Rivera and Watts held a few conversations about being deployed during their time working together, but for the most part, Watts was quiet about his time in Afghanistan. And while on the job, he was responsible, friendly and generally well liked, never showing any signs of a struggle with PTSD or even alcohol.

“He helped counsel some people with alcohol addiction and things like that,” said Rivera. “He helped coach and mentor people to get over that.”

According to Johnson, Watts would often get lost in conversation and zone out. When asked what was the matter, his usual answer was “You’ll never understand.” One night Johnson woke up when he had a nightmare and tried to choke her. On the Fourth of July, the family lit fireworks and Watts hid in the bushes, while the kids laughed at him, thinking he was playing a game. He often disappeared to drink after Johnson banned him from doing it in the house — sometimes for hours, then days and, eventually, months, which finally pushed Johnson to file for divorce.

Meanwhile, at work, Watts was an irreplaceable team member.

“I would characterize Sergeant Watts as a true American soldier,” said Rivera. “He did everything that was asked of him, no matter what. He was always there to help out any way he could. I would have a whole company of Sergeant Watts if I could.”

Left: With Ashley and Landon, Johnson revisits photos of her late husband for the first time since his death. Right: Johnson recalled the moment he stepped off the plane onto the tarmac where other families of soldiers were waiting also. "He was half drunk when he came out," she said, and "all he wanted to do when he came home was drink some more." (Click to enlarge images)

Johnson placed a triangular flag box along with military medals and photos of Watts on her dining room table.

“He wasn’t like other Native men from here,” she said. “He wasn’t shy.

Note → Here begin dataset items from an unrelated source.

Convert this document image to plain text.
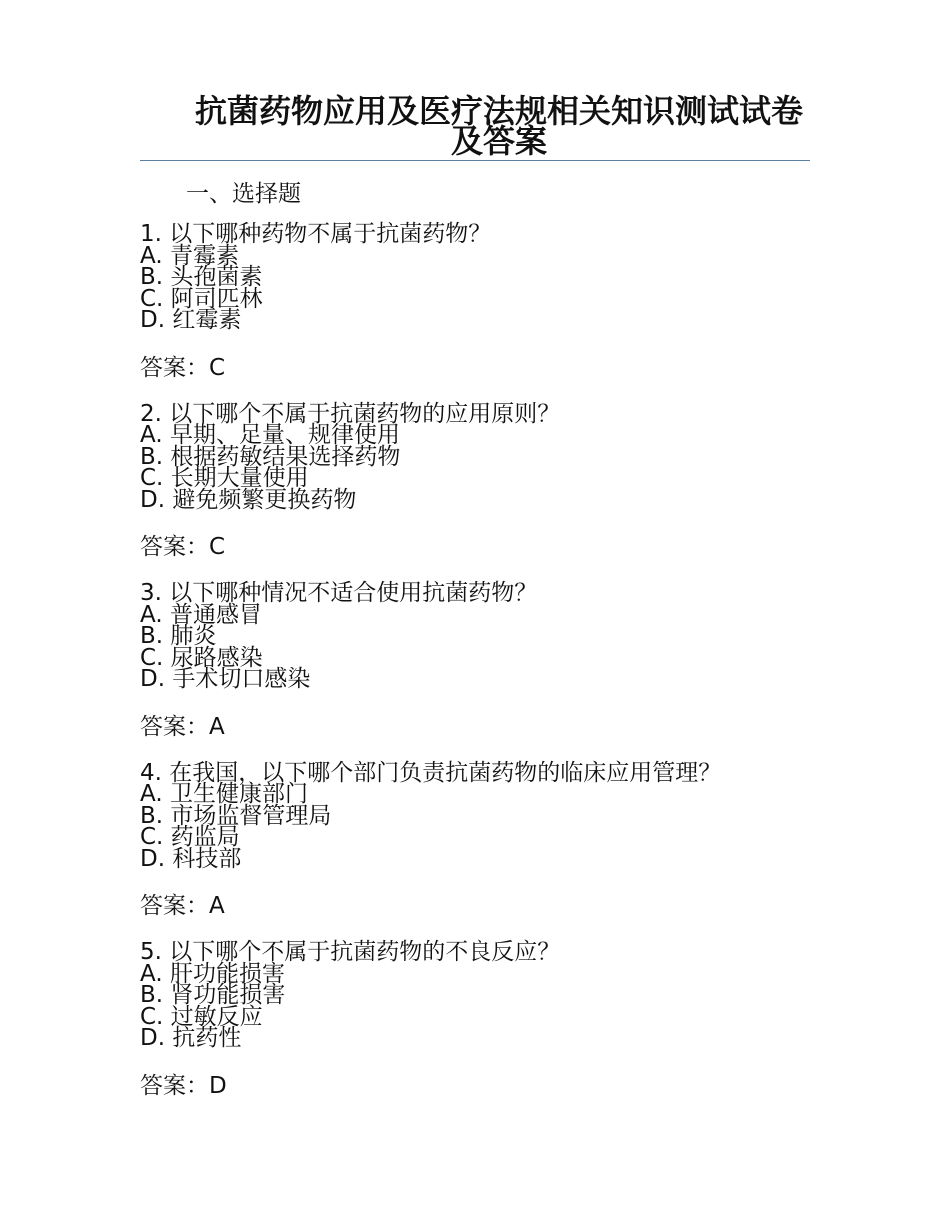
抗菌药物应用及医疗法规相关知识测试试卷及答案
一、选择题
1. 以下哪种药物不属于抗菌药物？
A. 青霉素
B. 头孢菌素
C. 阿司匹林
D. 红霉素
答案：C
2. 以下哪个不属于抗菌药物的应用原则？
A. 早期、足量、规律使用
B. 根据药敏结果选择药物
C. 长期大量使用
D. 避免频繁更换药物
答案：C
3. 以下哪种情况不适合使用抗菌药物？
A. 普通感冒
B. 肺炎
C. 尿路感染
D. 手术切口感染
答案：A
4. 在我国，以下哪个部门负责抗菌药物的临床应用管理？
A. 卫生健康部门
B. 市场监督管理局
C. 药监局
D. 科技部
答案：A
5. 以下哪个不属于抗菌药物的不良反应？
A. 肝功能损害
B. 肾功能损害
C. 过敏反应
D. 抗药性
答案：D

He was outspoken. He was different to my boys’ dad — he was shy and didn’t talk very much. When I met [Watts] he was just out there.”

Without Watts, Johnson says she gets lonely. Every Easter the two put baskets together for the kids, as a couple. This year she walked the garish pastel Easter aisles of grocery stores alone.

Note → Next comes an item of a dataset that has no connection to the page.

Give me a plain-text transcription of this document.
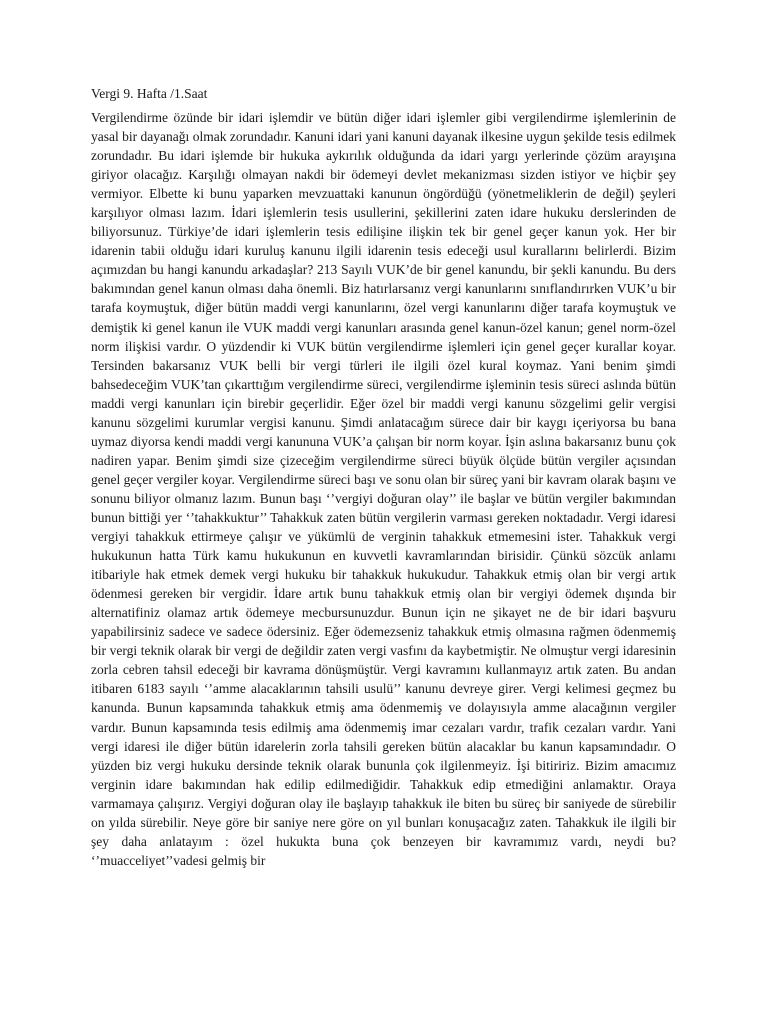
Vergi 9. Hafta /1.Saat

Vergilendirme özünde bir idari işlemdir ve bütün diğer idari işlemler gibi vergilendirme işlemlerinin de yasal bir dayanağı olmak zorundadır. Kanuni idari yani kanuni dayanak ilkesine uygun şekilde tesis edilmek zorundadır. Bu idari işlemde bir hukuka aykırılık olduğunda da idari yargı yerlerinde çözüm arayışına giriyor olacağız. Karşılığı olmayan nakdi bir ödemeyi devlet mekanizması sizden istiyor ve hiçbir şey vermiyor. Elbette ki bunu yaparken mevzuattaki kanunun öngördüğü (yönetmeliklerin de değil) şeyleri karşılıyor olması lazım. İdari işlemlerin tesis usullerini, şekillerini zaten idare hukuku derslerinden de biliyorsunuz. Türkiye’de idari işlemlerin tesis edilişine ilişkin tek bir genel geçer kanun yok. Her bir idarenin tabii olduğu idari kuruluş kanunu ilgili idarenin tesis edeceği usul kurallarını belirlerdi. Bizim açımızdan bu hangi kanundu arkadaşlar? 213 Sayılı VUK’de bir genel kanundu, bir şekli kanundu. Bu ders bakımından genel kanun olması daha önemli. Biz hatırlarsanız vergi kanunlarını sınıflandırırken VUK’u bir tarafa koymuştuk, diğer bütün maddi vergi kanunlarını, özel vergi kanunlarını diğer tarafa koymuştuk ve demiştik ki genel kanun ile VUK maddi vergi kanunları arasında genel kanun-özel kanun; genel norm-özel norm ilişkisi vardır. O yüzdendir ki VUK bütün vergilendirme işlemleri için genel geçer kurallar koyar. Tersinden bakarsanız VUK belli bir vergi türleri ile ilgili özel kural koymaz. Yani benim şimdi bahsedeceğim VUK’tan çıkarttığım vergilendirme süreci, vergilendirme işleminin tesis süreci aslında bütün maddi vergi kanunları için birebir geçerlidir. Eğer özel bir maddi vergi kanunu sözgelimi gelir vergisi kanunu sözgelimi kurumlar vergisi kanunu. Şimdi anlatacağım sürece dair bir kaygı içeriyorsa bu bana uymaz diyorsa kendi maddi vergi kanununa VUK’a çalışan bir norm koyar. İşin aslına bakarsanız bunu çok nadiren yapar. Benim şimdi size çizeceğim vergilendirme süreci büyük ölçüde bütün vergiler açısından genel geçer vergiler koyar. Vergilendirme süreci başı ve sonu olan bir süreç yani bir kavram olarak başını ve sonunu biliyor olmanız lazım. Bunun başı ‘’vergiyi doğuran olay’’ ile başlar ve bütün vergiler bakımından bunun bittiği yer ‘’tahakkuktur’’ Tahakkuk zaten bütün vergilerin varması gereken noktadadır. Vergi idaresi vergiyi tahakkuk ettirmeye çalışır ve yükümlü de verginin tahakkuk etmemesini ister. Tahakkuk vergi hukukunun hatta Türk kamu hukukunun en kuvvetli kavramlarından birisidir. Çünkü sözcük anlamı itibariyle hak etmek demek vergi hukuku bir tahakkuk hukukudur. Tahakkuk etmiş olan bir vergi artık ödenmesi gereken bir vergidir. İdare artık bunu tahakkuk etmiş olan bir vergiyi ödemek dışında bir alternatifiniz olamaz artık ödemeye mecbursunuzdur. Bunun için ne şikayet ne de bir idari başvuru yapabilirsiniz sadece ve sadece ödersiniz. Eğer ödemezseniz tahakkuk etmiş olmasına rağmen ödenmemiş bir vergi teknik olarak bir vergi de değildir zaten vergi vasfını da kaybetmiştir. Ne olmuştur vergi idaresinin zorla cebren tahsil edeceği bir kavrama dönüşmüştür. Vergi kavramını kullanmayız artık zaten. Bu andan itibaren 6183 sayılı ‘’amme alacaklarının tahsili usulü’’ kanunu devreye girer. Vergi kelimesi geçmez bu kanunda. Bunun kapsamında tahakkuk etmiş ama ödenmemiş ve dolayısıyla amme alacağının vergiler vardır. Bunun kapsamında tesis edilmiş ama ödenmemiş imar cezaları vardır, trafik cezaları vardır. Yani vergi idaresi ile diğer bütün idarelerin zorla tahsili gereken bütün alacaklar bu kanun kapsamındadır. O yüzden biz vergi hukuku dersinde teknik olarak bununla çok ilgilenmeyiz. İşi bitiririz. Bizim amacımız verginin idare bakımından hak edilip edilmediğidir. Tahakkuk edip etmediğini anlamaktır. Oraya varmamaya çalışırız. Vergiyi doğuran olay ile başlayıp tahakkuk ile biten bu süreç bir saniyede de sürebilir on yılda sürebilir. Neye göre bir saniye nere göre on yıl bunları konuşacağız zaten. Tahakkuk ile ilgili bir şey daha anlatayım : özel hukukta buna çok benzeyen bir kavramımız vardı, neydi bu? ‘’muacceliyet’’vadesi gelmiş bir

Johnson works as the executive secretary at the McKinley County sheriff’s office in Gallup. On weekends when the kids are out of school and Johnson doesn’t have to work, she does her best to get everyone out of the house. To escape the memories still living there, she says.

“Keeping busy is helping me, so I’m thinking keeping these guys busy is helping them. I haven’t really reached out to the resources that are out there like bereavement counseling for them,” she said. “I know they can’t tell me how they feel because they’re just still too small. I just need to make time for it.”

Somewhere between death, cancer, children and her future, Johnson finds a way to keep going — surviving the aftermath of war, one day at a time.

“I really wish that he got more help,” she said. “I feel like he could still be here raising the kids with me.”

Baby clothes dry on chairs in front of Johnson's wood-burning stove. (Click to enlarge images)

Editor's note: This story has been updated to clarify the parentage of the youngest child born to Johnson.